En réalité, une multitude de facteurs entrent en jeu. En premier lieu, des facteurs culturels. En effet, les conceptions patriarcales et sexistes confèrent une légitimation à la violence. L’objectif est, pour la gente masculine, d’assurer sa domination et sa supériorité, notamment à travers la cellule familiale. C’est en partie l’idée défendue par la thèse de Nauria Yamba Namandzia (2021), qui met en avant l’idée de consécration familiale et d’honneur du lignage. C’est ce qui explique en très grande partie que les violences faites aux femmes sont considérées comme un tabou, du fait qu’elles sont pour la plupart d’origine familiale. Vient se greffer le faible signalement des violences et une importante autocensure des victimes. Cela provient de la pression du milieu familial et social, pouvant dissuader de porter plainte.

Deuxième élément : le facteur juridique. Passé le stade de la prise de conscience, l’application juridique des textes votés prend du temps. La loi gabonaise de 2021 est encore jeune et la période de transition politique n’a guère été propice à son application. Par ailleurs, rares ont été les pays africains, à l’image du Gabon, à signer la Convention d’Istanbul (2011) qui garantit le droit de chacun de vivre à l’abri de la violence, aussi bien dans la sphère privée que dans la sphère publique.

Quid des féminicides ?

Aux facteurs culturels et juridiques, s’additionne celui d’un manque de ressources budgétaires pouvant se combiner à des problèmes de gouvernance et à l’inertie de l’administration et des pouvoirs locaux. De fait, ceux-ci diluent fortement la force de frappe de l’État contre les violences. C’est en partie le cas pour les femmes et personnes en situation de vulnérabilité. Un phénomène exacerbé au sein de milieux modestes. En effet, lorsque le chômage et la pauvreté touchent les hommes, certains peuvent être tentés d’affirmer leur masculinité par des actes de violence.

Quatrième et dernier facteur : la représentation des femmes au pouvoir et en politique. Le nouveau gouvernement gabonais formé en mai 2025, sous la présidence de Brice Oligui Nguema, marque une progression notable en matière de représentation féminine, avec 11 femmes ministres sur 30. Si cette présence féminine reste encore en deçà d’une parité parfaite, elle témoigne néanmoins d’une volonté affichée d’accroître la visibilité des femmes dans les sphères décisionnelles. Plusieurs femmes occupent des portefeuilles stratégiques, à l’image de Camelia Ntoutoume-Leclercq au ministère d’État de l’Éducation nationale, Brigitte Onkanowa à la Défense nationale, ou encore Louise Ovono à la Planification et à la prospective.
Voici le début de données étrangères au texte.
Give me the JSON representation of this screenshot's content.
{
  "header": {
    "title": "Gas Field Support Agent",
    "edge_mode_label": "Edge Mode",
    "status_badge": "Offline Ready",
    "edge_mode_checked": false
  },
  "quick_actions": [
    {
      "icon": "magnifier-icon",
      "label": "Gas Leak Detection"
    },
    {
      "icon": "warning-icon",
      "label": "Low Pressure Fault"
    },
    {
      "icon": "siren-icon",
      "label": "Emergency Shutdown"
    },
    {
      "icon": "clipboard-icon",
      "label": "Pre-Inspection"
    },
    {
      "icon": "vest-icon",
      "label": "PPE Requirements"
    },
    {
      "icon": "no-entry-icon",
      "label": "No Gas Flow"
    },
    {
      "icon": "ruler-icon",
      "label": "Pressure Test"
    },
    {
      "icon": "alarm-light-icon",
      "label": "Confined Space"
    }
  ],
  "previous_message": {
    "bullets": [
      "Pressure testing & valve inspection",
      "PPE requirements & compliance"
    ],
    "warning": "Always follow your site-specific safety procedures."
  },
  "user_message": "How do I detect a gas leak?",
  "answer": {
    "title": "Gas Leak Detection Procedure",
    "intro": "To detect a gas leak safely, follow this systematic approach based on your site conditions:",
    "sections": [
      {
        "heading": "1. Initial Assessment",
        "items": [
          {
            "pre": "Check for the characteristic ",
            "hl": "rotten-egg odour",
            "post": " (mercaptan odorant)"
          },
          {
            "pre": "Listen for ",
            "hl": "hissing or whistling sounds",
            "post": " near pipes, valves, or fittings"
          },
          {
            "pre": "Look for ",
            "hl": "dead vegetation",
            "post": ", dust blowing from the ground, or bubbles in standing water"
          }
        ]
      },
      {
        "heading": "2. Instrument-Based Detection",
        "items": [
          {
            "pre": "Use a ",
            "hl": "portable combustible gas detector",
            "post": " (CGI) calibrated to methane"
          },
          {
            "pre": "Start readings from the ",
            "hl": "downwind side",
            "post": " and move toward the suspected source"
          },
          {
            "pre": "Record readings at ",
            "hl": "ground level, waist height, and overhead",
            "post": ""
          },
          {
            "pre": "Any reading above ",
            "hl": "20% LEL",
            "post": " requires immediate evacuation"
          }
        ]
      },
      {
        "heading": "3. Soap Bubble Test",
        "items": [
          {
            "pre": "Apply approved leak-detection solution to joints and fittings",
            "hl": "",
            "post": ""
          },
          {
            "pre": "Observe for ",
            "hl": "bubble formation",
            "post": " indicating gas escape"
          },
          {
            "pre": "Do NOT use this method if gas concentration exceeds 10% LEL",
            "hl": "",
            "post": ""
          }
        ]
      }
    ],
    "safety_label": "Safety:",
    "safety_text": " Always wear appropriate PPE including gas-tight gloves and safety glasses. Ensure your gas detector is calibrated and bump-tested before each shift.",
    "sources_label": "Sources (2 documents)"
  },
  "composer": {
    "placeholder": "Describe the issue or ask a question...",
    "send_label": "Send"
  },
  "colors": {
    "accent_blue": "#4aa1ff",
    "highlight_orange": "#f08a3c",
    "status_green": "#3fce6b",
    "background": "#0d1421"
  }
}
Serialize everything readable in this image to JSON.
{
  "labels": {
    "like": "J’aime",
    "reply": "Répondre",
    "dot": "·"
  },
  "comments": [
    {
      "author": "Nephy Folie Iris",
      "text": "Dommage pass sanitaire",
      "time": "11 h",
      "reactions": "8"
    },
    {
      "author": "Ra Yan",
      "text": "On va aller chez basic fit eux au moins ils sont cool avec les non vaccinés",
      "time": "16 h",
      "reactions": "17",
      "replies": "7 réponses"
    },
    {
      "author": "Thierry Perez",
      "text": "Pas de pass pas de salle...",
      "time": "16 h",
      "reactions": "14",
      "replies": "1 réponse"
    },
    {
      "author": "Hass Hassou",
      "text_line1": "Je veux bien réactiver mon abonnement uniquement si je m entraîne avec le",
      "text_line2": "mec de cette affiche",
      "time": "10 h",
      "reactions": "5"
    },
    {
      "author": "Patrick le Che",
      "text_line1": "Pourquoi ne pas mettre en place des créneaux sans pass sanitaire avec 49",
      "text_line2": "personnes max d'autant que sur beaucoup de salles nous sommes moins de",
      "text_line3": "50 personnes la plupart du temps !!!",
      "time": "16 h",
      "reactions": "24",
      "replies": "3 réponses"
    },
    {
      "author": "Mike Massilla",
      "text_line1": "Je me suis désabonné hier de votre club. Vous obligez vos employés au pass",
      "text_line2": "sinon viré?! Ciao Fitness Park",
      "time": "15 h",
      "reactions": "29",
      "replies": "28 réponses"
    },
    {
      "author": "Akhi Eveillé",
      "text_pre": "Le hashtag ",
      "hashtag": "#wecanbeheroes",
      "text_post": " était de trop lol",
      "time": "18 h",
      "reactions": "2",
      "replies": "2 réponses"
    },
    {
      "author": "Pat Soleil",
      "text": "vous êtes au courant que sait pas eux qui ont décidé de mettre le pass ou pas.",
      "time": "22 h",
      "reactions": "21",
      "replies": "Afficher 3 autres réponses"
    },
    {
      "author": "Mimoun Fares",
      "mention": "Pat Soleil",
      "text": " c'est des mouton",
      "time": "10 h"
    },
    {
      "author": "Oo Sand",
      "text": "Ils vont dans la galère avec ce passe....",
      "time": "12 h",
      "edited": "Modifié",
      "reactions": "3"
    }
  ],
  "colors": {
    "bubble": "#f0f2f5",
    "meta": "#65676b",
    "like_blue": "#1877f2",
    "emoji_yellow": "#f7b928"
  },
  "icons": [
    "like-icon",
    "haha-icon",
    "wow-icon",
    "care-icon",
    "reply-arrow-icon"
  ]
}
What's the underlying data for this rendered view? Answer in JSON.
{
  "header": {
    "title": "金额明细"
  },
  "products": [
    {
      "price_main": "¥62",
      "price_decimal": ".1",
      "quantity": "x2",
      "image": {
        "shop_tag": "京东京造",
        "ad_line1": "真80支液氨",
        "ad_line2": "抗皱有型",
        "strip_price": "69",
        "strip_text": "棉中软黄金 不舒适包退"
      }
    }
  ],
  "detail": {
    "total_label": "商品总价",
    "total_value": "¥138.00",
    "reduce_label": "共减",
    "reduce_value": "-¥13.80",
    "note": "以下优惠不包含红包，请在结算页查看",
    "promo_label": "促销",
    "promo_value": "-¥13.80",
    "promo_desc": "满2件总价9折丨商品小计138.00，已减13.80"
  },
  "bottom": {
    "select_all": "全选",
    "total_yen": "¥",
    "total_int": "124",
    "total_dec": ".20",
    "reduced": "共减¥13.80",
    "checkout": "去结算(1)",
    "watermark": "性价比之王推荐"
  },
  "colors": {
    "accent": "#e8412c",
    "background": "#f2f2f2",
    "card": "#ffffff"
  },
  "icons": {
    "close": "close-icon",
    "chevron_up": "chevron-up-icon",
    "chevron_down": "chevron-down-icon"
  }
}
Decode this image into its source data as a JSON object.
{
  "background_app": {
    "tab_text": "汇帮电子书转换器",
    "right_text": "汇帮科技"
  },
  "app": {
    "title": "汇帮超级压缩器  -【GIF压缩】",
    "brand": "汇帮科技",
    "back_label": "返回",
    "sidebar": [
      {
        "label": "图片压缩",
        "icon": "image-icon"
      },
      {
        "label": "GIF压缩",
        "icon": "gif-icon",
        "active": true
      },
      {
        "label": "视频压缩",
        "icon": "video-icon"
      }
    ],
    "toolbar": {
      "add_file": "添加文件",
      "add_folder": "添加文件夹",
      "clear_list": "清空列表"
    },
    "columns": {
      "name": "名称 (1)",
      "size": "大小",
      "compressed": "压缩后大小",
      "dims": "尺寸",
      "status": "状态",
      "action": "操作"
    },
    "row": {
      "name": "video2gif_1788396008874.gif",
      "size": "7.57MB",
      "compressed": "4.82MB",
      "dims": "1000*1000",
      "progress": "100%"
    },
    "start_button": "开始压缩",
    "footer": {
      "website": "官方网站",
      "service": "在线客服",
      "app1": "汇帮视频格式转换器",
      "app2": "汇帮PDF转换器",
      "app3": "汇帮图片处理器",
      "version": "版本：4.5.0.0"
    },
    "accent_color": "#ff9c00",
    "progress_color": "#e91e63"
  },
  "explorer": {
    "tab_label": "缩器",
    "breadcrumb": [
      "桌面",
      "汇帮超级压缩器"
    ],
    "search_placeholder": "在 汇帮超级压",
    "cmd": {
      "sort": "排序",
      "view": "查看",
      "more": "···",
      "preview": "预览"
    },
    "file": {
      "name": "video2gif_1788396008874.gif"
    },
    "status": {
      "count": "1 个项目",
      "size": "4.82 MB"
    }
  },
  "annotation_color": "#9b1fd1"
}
Reste que le phénomène des violences faites aux femmes est loin d’être éradiqué : « Il y a quelques années, on ne parlait pas de féminicide, mais en 2024, nous avons eu près d’une quinzaine de cas. Durant l’année 2025, nous avons déjà eu deux cas de féminicide, deux femmes qui sont décédées le même jour  », dénonce l’ONG Aurore, très inquiète de l’émergence de ces crimes.

« La famille qui devrait être le lieu de sécurité, est malheureusement le lieu des plus grandes violences aujourd’hui », a déploré Honorine Nzet Bitéghé, ancienne ministre et présidente de l’Observatoire des droits de la femme et de la parité (ODFPA).